Reading Assignment 3

Perceptron, MLP, TensorFlow

Write your answers in a PDF and upload the document on Gradescope for submission. The due date is given on Gradescope.

Each question is worth 10 points.

Please watch the videos and slides before answering these questions.

2.1 Perceptron. To train a perceptron or multi-layer perceptron we need to differentiate the loss function with respect to the model parameters. Explain why this makes the Heaviside function unsuitable for training.
2.1 Perceptron. Find and prove the relation between sigmoid and tanh.
2.1 Perceptron. What happens when you choose a learning rate that is too small? Describe what happens when the learning rate is too large.
2.2 MLP. Consider a perceptron where $\phi$ is a linear function, e.g., $\phi(x) = x$; show that for the XOR problem, there is no linear perceptron that can reproduce this data.
2.2 MLP. Consider the figure below. This is a directed acyclic graph or DAG. Assume that node 1 is set equal to the input $x$. We build an ANN based on this graph. The output $y$ is at node 5. Explain qualitatively the sequence of operations the ANN performs to transform the input $x$ to the output $y$ following this DAG. Assume that the activation function is some given function $\phi(x)$.

2.2 MLP. Consider a generic multi-layer stacked perceptron. Describe using equations the sequence of operations that are performed, going from the input layer to the output layer.
2.3 TensorFlow/Keras. Explain the difference between Keras and tf.keras. This blog has a good summary of some of the main features of TensorFlow 2.0 and its relation to Keras.
2.4 Sequential API and 2.5 Functional API. Explain when you would use the Sequential API vs the Functional API in TensorFlow.
2.5 Functional API. Write a few lines of Python to implement the DNN shown below using the Functional API. The input has dimension 8. The output has dimension 2. All layers are fully connected. The activation function is tanh.
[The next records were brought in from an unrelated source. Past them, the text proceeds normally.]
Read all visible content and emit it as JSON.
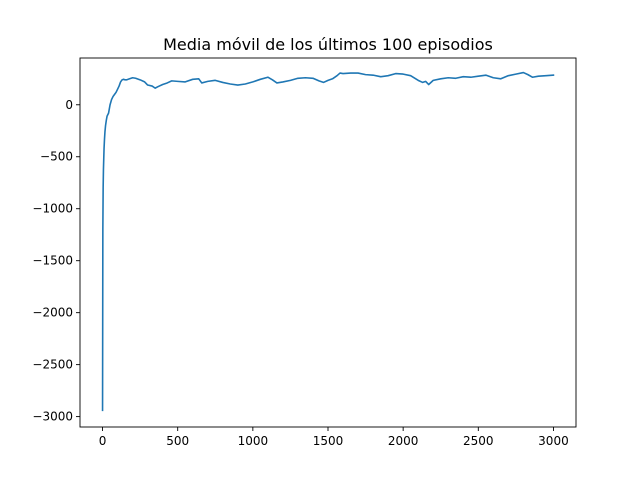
{
  "chart_data": {
    "type": "line",
    "title": "Media móvil de los últimos 100 episodios",
    "xlabel": "",
    "ylabel": "",
    "xlim": [
      -150,
      3150
    ],
    "ylim": [
      -3100,
      450
    ],
    "x_ticks": [
      0,
      500,
      1000,
      1500,
      2000,
      2500,
      3000
    ],
    "x_tick_labels": [
      "0",
      "500",
      "1000",
      "1500",
      "2000",
      "2500",
      "3000"
    ],
    "y_ticks": [
      -3000,
      -2500,
      -2000,
      -1500,
      -1000,
      -500,
      0
    ],
    "y_tick_labels": [
      "−3000",
      "−2500",
      "−2000",
      "−1500",
      "−1000",
      "−500",
      "0"
    ],
    "grid": false,
    "legend": "none",
    "series": [
      {
        "color": "#1f77b4",
        "x": [
          0,
          2,
          4,
          6,
          8,
          10,
          13,
          16,
          20,
          25,
          30,
          40,
          50,
          60,
          70,
          80,
          90,
          100,
          110,
          120,
          130,
          140,
          150,
          160,
          180,
          200,
          220,
          250,
          280,
          300,
          330,
          350,
          370,
          400,
          430,
          460,
          500,
          550,
          600,
          640,
          660,
          700,
          750,
          800,
          850,
          900,
          950,
          1000,
          1050,
          1100,
          1130,
          1160,
          1200,
          1250,
          1300,
          1350,
          1400,
          1440,
          1470,
          1500,
          1530,
          1560,
          1580,
          1600,
          1650,
          1700,
          1750,
          1800,
          1850,
          1900,
          1950,
          2000,
          2050,
          2100,
          2130,
          2150,
          2170,
          2200,
          2250,
          2300,
          2350,
          2400,
          2450,
          2500,
          2550,
          2600,
          2650,
          2700,
          2750,
          2800,
          2830,
          2860,
          2900,
          2950,
          3000
        ],
        "y": [
          -2940,
          -1200,
          -800,
          -620,
          -520,
          -420,
          -330,
          -260,
          -200,
          -150,
          -110,
          -80,
          0,
          50,
          80,
          100,
          120,
          150,
          180,
          220,
          240,
          245,
          240,
          240,
          250,
          260,
          255,
          240,
          220,
          190,
          180,
          160,
          175,
          195,
          210,
          230,
          225,
          220,
          245,
          250,
          210,
          225,
          235,
          215,
          200,
          190,
          200,
          220,
          245,
          265,
          240,
          210,
          220,
          235,
          255,
          260,
          255,
          230,
          215,
          235,
          250,
          280,
          305,
          300,
          305,
          305,
          290,
          285,
          270,
          280,
          300,
          295,
          280,
          235,
          215,
          225,
          195,
          235,
          250,
          260,
          255,
          270,
          265,
          275,
          285,
          260,
          250,
          280,
          295,
          310,
          290,
          265,
          275,
          280,
          285
        ]
      }
    ]
  }
}
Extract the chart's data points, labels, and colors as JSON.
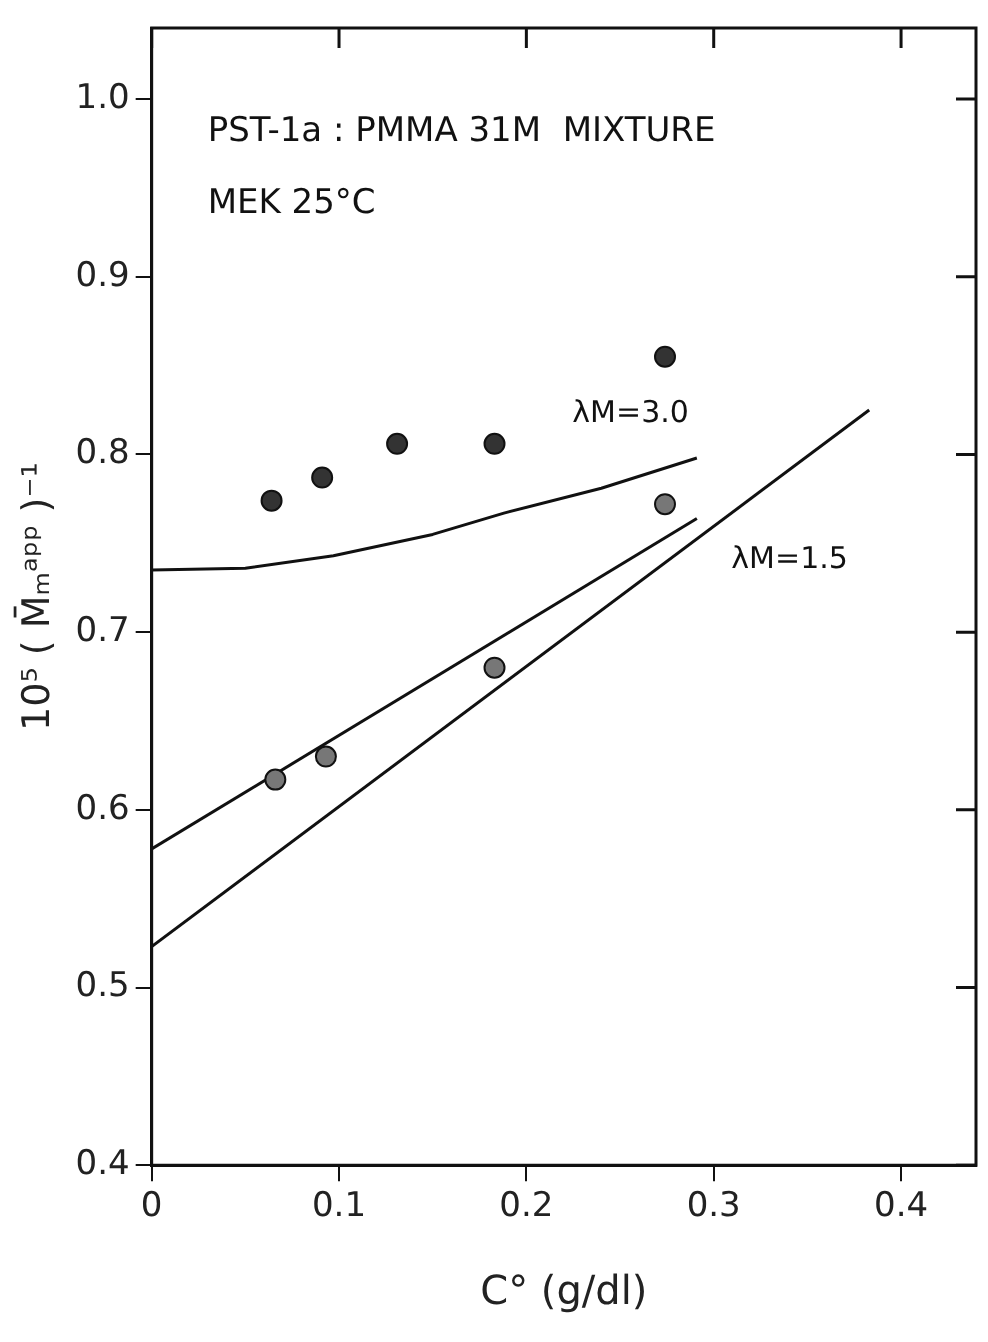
{
  "chart_data": {
    "type": "scatter",
    "xlabel": "C° (g/dl)",
    "ylabel": "10⁵ ( M̄ₘᵃᵖᵖ )⁻¹",
    "annotations": [
      "PST-1a : PMMA 31M  MIXTURE",
      "MEK 25°C"
    ],
    "xlim": [
      0,
      0.44
    ],
    "xticks": [
      0,
      0.1,
      0.2,
      0.3,
      0.4
    ],
    "ylim": [
      0.4,
      1.04
    ],
    "yticks": [
      0.4,
      0.5,
      0.6,
      0.7,
      0.8,
      0.9,
      {
        "value": 1.0,
        "label": "1.0"
      }
    ],
    "grid": false,
    "legend": false,
    "series": [
      {
        "type": "scatter",
        "marker": "circle",
        "color": "#333333",
        "x": [
          0.064,
          0.091,
          0.131,
          0.183,
          0.274
        ],
        "values": [
          0.774,
          0.787,
          0.806,
          0.806,
          0.855
        ]
      },
      {
        "type": "scatter",
        "marker": "circle",
        "color": "#777777",
        "x": [
          0.066,
          0.093,
          0.183,
          0.274
        ],
        "values": [
          0.617,
          0.63,
          0.68,
          0.772
        ]
      },
      {
        "type": "line",
        "name": "λM=3.0",
        "marker": "none",
        "color": "#111111",
        "x": [
          0,
          0.05,
          0.097,
          0.15,
          0.188,
          0.24,
          0.291
        ],
        "values": [
          0.735,
          0.736,
          0.743,
          0.755,
          0.767,
          0.781,
          0.798
        ]
      },
      {
        "type": "line",
        "marker": "none",
        "color": "#111111",
        "x": [
          0,
          0.291
        ],
        "values": [
          0.578,
          0.764
        ]
      },
      {
        "type": "line",
        "name": "λM=1.5",
        "marker": "none",
        "color": "#111111",
        "x": [
          0,
          0.383
        ],
        "values": [
          0.523,
          0.825
        ]
      }
    ]
  }
}
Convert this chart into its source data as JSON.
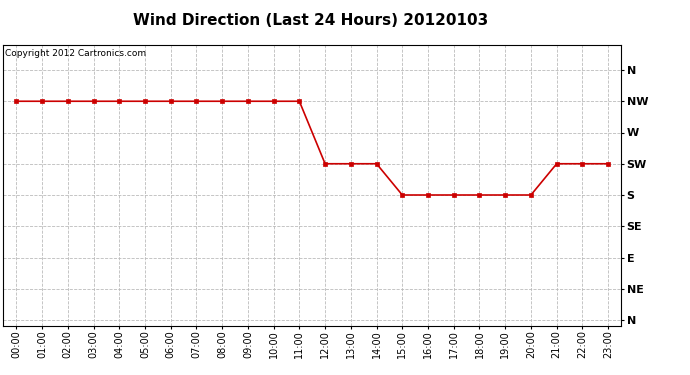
{
  "title": "Wind Direction (Last 24 Hours) 20120103",
  "copyright_text": "Copyright 2012 Cartronics.com",
  "background_color": "#ffffff",
  "line_color": "#cc0000",
  "grid_color": "#bbbbbb",
  "directions": [
    "N",
    "NW",
    "W",
    "SW",
    "S",
    "SE",
    "E",
    "NE",
    "N"
  ],
  "direction_values": [
    8,
    7,
    6,
    5,
    4,
    3,
    2,
    1,
    0
  ],
  "x_hours": [
    0,
    1,
    2,
    3,
    4,
    5,
    6,
    7,
    8,
    9,
    10,
    11,
    12,
    13,
    14,
    15,
    16,
    17,
    18,
    19,
    20,
    21,
    22,
    23
  ],
  "y_values": [
    7,
    7,
    7,
    7,
    7,
    7,
    7,
    7,
    7,
    7,
    7,
    7,
    5,
    5,
    5,
    4,
    4,
    4,
    4,
    4,
    4,
    5,
    5,
    5
  ],
  "ylim": [
    -0.2,
    8.8
  ],
  "xlim": [
    -0.5,
    23.5
  ],
  "title_fontsize": 11,
  "tick_fontsize": 7,
  "ytick_fontsize": 8,
  "copyright_fontsize": 6.5
}
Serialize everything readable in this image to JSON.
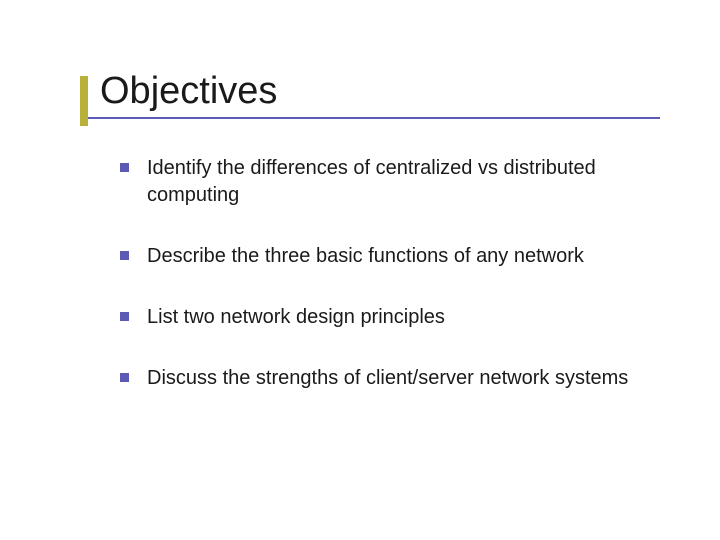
{
  "slide": {
    "title": "Objectives",
    "accent_color": "#b9b03a",
    "underline_color": "#5b5bb5",
    "bullet_color": "#5b5bb5",
    "title_color": "#1a1a1a",
    "text_color": "#1a1a1a",
    "background_color": "#ffffff",
    "title_fontsize": 38,
    "body_fontsize": 20,
    "bullets": [
      {
        "text": "Identify the differences of centralized vs distributed computing"
      },
      {
        "text": "Describe the three basic functions of any network"
      },
      {
        "text": "List two network design principles"
      },
      {
        "text": "Discuss the strengths of client/server network systems"
      }
    ]
  }
}
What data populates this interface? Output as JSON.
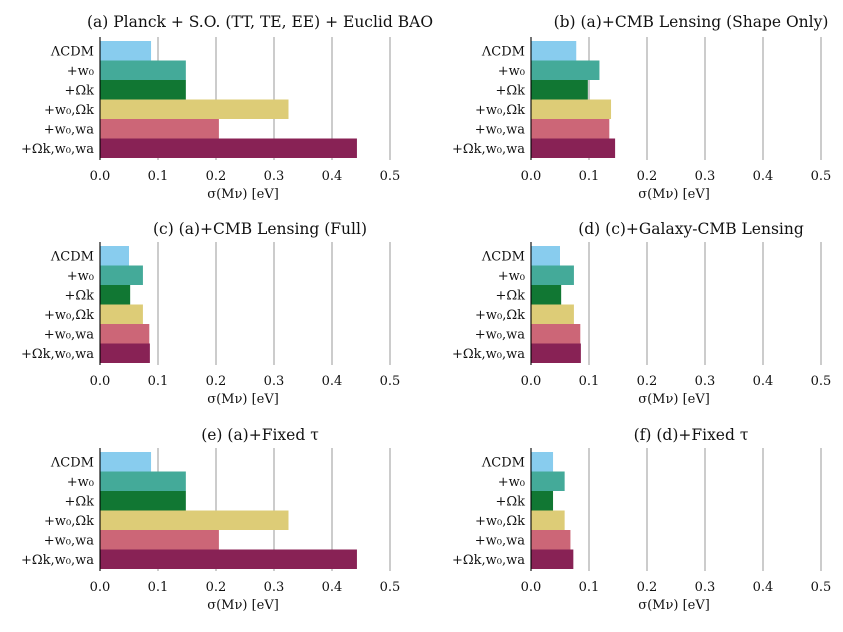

Output of keras.utils.plot_model(model)

Model: "model"
__________________________________________________________________________________________________
Layer (type)                    Output Shape         Param #     Connected to                     
==================================================================================================
input_1 (InputLayer)            [(None, 8)]          0                                            
__________________________________________________________________________________________________
dense (Dense)                   (None, 32)           288         input_1[0][0]                    
__________________________________________________________________________________________________
dense_1 (Dense)                 (None, 16)           528         dense[0][0]                      
__________________________________________________________________________________________________
dense_2 (Dense)                 (None, 8)            136         dense_1[0][0]                    
__________________________________________________________________________________________________
concatenate (Concatenate)       (None, 48)           0           input_1[0][0]                    
                                                                 dense[0][0]                      
                                                                 dense_2[0][0]                    
__________________________________________________________________________________________________
dense_3 (Dense)                 (None, 2)            98          concatenate[0][0]                
==================================================================================================
Total params: 1,050
Trainable params: 1,050

2.6 Subclassing. Explain what the declarative and imperative styles of programming are. Try to give examples of both.
2.6 Subclassing. Explain what Python inheritance is.
2.6 Subclassing. Explain what the __init__() function does in Python.
2.6 Subclassing. Explain what super() does in Python.

2.6 Subclassing. In a notebook, run the following code:

import tensorflow as tf
inputs = tf.keras.Input(shape=(32,))
x = tf.keras.layers.Dense(64, activation='relu')(inputs)
outputs = tf.keras.layers.Dense(10)(x)
mlp = tf.keras.Model(inputs, outputs)

Describe the structure of this DNN.

2.6 Subclassing. Implement the same DNN using the subclassing interface. Follow the instructions below. Check that the output is correct by comparing with the solution given below.

Instructions

Call your class MLP

class MLP(tf.keras.Model):
    [...]

You can set the name of your model to mlp_subclassing by calling:

super(MLP, self).__init__(name="mlp_subclassing", **kwargs)

in the constructor __init__(self, **kwargs).

Run this code in your notebook after creating the class:

# Instantiate the model.
mlp_subc = MLP()
# The model doesn't have a state until it's called at least once.
_ = mlp_subc(tf.zeros((1, 32)))
mlp_subc.summary() # Print summary of model

Verify that the output is

Model: "mlp_subclassing"
_________________________________________________________________
Layer (type)                 Output Shape              Param #   
=================================================================
dense (Dense)                multiple                  2112      
_________________________________________________________________
dense_1 (Dense)              multiple                  650       
=================================================================
Total params: 2,762
Trainable params: 2,762
Non-trainable params: 0

2.5 Functional API and 2.6 Subclassing. Which interface between functional and subclassing appears to be the simplest? When would you recommend to use the functional API vs the subclassing API?